Communauté financière

Loïc Dessaint, directeur général, Proxinvest

«Nous sommes globalement satisfaits des votes qui ont lieu lors des AG 2018.»

Option Finance - 25 juin 2018 - Propos recueillis par Anaïs Trebaul

Assemblée générale

Loïc Dessaint, directeur général, Proxinvest
Proxinvest

Les principales assemblées générales pour 2018 ont été tenues ces deux derniers mois. Quel bilan en tirez-vous ?

Nous sommes globalement satisfaits des résultats des différents votes qui ont lieu cette année, bien qu’il n’y ait pas eu de surprise particulière. Les deux points les plus fortement contestés habituellement l’ont encore été. Le premier concerne les dispositifs anti-OPA. Les actionnaires ont fortement voté contre ces outils qui, s’ils protègent le management, limitent leur liberté. Par exemple, les bons bretons, permettant de faire face à une offre hostile, n’ont été votés qu’à 53 % chez Accor.

Le second concerne les votes sur les rémunérations. Bien que les taux d’approbation aient légèrement augmenté cette saison et qu’aucun rejet n’ait été observé, certains management packages ont encore été clairement remis en cause. Il faut dire que les bonus sont parfois très généreux par rapport aux niveaux de performance exigés pour en bénéficier, comme chez Renault, où la trésorerie disponible n’a jamais été inférieure depuis de nombreuses années à l’objectif de 457 millions d’euros à atteindre. En revanche, nous remarquons que la grande majorité des entreprises donne désormais des informations sur les taux de réalisation des critères de performance sur lesquels elles se basent pour attribuer ces hausses.

Par ailleurs, concernant la gouvernance, les taux de contestation sur le cumul des fonctions de président et directeur général ont une fois de plus été élevés. Mais, là encore, aucune des résolutions portant sur ce sujet n’a été rejetée. Il faut toutefois noter que nous en avions soutenu certaines, comme celle du PDG de Vinci, qui avait décidé de ne pas soutenir les droits de vote doubles.
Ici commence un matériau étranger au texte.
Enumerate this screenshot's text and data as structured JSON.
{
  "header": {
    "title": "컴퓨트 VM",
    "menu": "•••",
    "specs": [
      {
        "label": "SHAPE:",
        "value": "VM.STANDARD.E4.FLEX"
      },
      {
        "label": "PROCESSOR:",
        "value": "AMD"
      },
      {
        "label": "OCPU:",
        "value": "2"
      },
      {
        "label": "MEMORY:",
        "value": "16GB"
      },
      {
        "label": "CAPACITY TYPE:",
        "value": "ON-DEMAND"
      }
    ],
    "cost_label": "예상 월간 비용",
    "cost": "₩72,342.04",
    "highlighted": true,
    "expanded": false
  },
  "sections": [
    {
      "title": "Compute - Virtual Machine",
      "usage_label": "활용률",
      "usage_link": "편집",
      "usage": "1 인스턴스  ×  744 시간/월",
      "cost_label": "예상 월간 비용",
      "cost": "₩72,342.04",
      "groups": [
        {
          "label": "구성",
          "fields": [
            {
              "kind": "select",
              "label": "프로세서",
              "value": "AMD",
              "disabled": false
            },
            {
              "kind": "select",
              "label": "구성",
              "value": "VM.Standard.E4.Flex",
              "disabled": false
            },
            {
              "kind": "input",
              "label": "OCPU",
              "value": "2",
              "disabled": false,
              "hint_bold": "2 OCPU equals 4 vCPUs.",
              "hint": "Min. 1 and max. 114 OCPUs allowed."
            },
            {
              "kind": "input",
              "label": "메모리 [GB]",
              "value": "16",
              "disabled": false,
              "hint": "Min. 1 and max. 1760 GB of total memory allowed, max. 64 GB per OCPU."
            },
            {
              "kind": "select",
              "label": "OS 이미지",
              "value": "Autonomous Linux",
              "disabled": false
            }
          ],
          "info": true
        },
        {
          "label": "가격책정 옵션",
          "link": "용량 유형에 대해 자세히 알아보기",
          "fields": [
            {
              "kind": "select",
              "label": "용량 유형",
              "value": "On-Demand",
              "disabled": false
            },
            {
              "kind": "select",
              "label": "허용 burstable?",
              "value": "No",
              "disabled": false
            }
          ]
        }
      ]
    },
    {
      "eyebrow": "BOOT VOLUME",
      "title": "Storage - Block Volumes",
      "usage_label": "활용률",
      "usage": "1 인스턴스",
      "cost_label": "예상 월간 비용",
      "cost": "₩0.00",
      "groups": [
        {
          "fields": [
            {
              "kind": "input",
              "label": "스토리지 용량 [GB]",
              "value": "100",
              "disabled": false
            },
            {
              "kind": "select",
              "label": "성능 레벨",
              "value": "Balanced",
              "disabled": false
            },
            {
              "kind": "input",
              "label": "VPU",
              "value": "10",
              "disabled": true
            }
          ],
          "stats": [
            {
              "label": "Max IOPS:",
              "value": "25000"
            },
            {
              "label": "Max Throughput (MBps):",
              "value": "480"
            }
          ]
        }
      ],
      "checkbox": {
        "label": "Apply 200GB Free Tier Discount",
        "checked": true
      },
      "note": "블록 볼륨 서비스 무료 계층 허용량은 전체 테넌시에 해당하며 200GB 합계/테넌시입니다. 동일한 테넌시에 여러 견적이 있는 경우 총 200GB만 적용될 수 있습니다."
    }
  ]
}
Avez-vous constaté l’émergence de nouvelles dispositions ou des changements particuliers lors de ces AG ?

Nous avons constaté plusieurs évolutions sur le plan de la gouvernance. D’abord, nous avons remarqué que les taux de contestation sur l’élection d’administrateurs également consultants de la société  (ou autre fonction leur donnant droit à des honoraires) ont été élevés cette année. Nous nous en félicitons et estimons que cette situation sera de moins en moins fréquente à l’avenir.

Ensuite, il y a moins de freins de la part des investisseurs pour déposer des résolutions externes visant à proposer des candidats au poste d’administrateur, notamment lorsque des compétences sur certains domaines manquent au sein du conseil. Par exemple, cette année, La Financière de l’Echiquier et SSLV ont suggéré qu’un spécialiste de l’aéronautique intègre le conseil de Latécoère. Même si cette résolution n’a pas été adoptée, cette proposition devrait avoir le mérite de lancer les débats sur ce sujet.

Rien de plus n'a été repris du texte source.